Its Emmy win marks an important milestone for Netflix as it moves beyond rerunning TV shows and films on its streaming video platform to creating original content. House of Cards, which launched in January, reaped 9 of Netflix’s 14 Primetime Emmy nominations. The others were three nominations for Arrested Development and two for Hemlock Grove.

As Ryan Lawler noted in July when the nominations were first announced, Netflix’s Emmy nods come just two years after the company first announced its plans to get into original programming with House of Cards, and little over a year after its first original series, Lillyhammer, premiered.

Today’s Emmy win is a strong indicator that Netflix can compete with television’s major players, even though it redefines “primetime” by presenting shows in much different ways than traditional networks.
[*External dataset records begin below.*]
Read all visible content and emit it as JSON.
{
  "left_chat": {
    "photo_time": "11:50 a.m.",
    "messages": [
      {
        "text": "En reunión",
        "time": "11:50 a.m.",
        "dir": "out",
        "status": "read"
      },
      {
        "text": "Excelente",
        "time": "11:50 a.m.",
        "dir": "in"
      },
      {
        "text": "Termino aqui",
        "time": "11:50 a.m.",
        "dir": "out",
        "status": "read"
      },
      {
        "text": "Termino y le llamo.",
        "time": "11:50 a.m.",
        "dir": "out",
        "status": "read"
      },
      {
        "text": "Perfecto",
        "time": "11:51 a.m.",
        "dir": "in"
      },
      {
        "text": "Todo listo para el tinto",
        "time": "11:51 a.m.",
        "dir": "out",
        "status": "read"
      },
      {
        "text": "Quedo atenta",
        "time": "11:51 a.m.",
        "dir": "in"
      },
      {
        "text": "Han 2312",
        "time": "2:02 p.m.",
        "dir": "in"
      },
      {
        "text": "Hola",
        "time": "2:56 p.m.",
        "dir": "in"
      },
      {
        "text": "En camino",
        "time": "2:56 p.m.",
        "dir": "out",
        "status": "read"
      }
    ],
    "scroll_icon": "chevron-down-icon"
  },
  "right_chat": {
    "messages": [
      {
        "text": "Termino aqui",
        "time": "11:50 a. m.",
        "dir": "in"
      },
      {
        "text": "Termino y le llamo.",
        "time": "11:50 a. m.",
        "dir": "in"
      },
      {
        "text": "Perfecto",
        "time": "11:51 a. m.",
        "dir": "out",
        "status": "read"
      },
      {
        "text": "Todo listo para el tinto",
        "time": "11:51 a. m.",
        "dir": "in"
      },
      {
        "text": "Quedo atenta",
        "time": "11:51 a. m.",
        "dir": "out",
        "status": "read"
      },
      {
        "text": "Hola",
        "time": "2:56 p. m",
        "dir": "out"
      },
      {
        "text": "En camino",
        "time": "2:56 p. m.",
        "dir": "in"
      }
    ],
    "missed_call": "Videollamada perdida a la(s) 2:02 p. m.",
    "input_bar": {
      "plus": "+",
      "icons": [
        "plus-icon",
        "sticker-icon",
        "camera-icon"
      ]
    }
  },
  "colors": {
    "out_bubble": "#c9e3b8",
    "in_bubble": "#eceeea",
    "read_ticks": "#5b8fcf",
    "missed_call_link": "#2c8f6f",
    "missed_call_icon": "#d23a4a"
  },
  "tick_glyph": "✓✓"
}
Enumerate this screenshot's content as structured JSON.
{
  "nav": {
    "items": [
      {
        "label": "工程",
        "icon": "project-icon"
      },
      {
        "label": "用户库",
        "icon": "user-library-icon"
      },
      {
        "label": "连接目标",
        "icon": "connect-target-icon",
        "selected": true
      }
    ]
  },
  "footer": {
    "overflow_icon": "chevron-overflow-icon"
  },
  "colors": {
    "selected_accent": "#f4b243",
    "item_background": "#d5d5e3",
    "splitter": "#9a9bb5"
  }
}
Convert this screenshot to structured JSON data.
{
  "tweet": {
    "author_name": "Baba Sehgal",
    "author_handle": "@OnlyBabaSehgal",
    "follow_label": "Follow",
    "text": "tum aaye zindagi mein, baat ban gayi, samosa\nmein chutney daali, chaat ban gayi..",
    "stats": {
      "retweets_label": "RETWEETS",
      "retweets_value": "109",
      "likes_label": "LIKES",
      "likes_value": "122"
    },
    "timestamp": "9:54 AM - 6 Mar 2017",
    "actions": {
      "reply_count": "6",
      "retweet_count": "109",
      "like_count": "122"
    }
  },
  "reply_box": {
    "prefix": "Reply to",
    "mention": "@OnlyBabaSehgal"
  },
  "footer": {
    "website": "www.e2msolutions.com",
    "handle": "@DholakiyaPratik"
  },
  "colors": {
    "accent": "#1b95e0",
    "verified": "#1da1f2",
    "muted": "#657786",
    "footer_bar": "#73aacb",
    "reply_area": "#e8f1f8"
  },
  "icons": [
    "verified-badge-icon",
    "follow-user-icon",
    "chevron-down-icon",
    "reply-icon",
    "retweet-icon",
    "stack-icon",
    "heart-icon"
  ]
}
Netflix does not have linear programming and all episodes in a season are made available at once.

The positive critical reception Netflix has received for its original series, including House of Cards, Arrested Development, Hemlock Grove and Orange Is The New Black, calls back to the way HBO and other cable networks changed the TV landscape in the early 1990s. Before then, cable networks were known mostly for syndicating TV shows and running second-rate movies. Then HBO began releasing original content, including The Larry Sanders Show, that did well with both viewers and critics.

For many TV critics, the premiere of The Sopranos on HBO in 1999 heralded a new “Golden Age of Television,” with cable networks launching series, such as Breaking Bad, The Wire and Mad Men, that are more narratively complex and darker in tone than previous well-received TV dramas.

One key difference between Netflix’s original content and cable shows like “Breaking Bad,” however, is that Netflix withholds viewership numbers. For example, even Orange Is The New Black distributor Lionsgate doesn’t know how many people watched the series. As Lionsgate president of worldwide televsion and digital distribution James Packer recently said, this makes it difficult to sell shows in countries where Netflix has limited reach because distributors without data. It also makes it difficult to gauge the cultural impact of a show.

With other streaming services like Amazon Studios and Hulu following Netflix’s lead by offering their own high-quality original content, however, there’s a chance the next Golden Age of TV may happen on streaming video instead.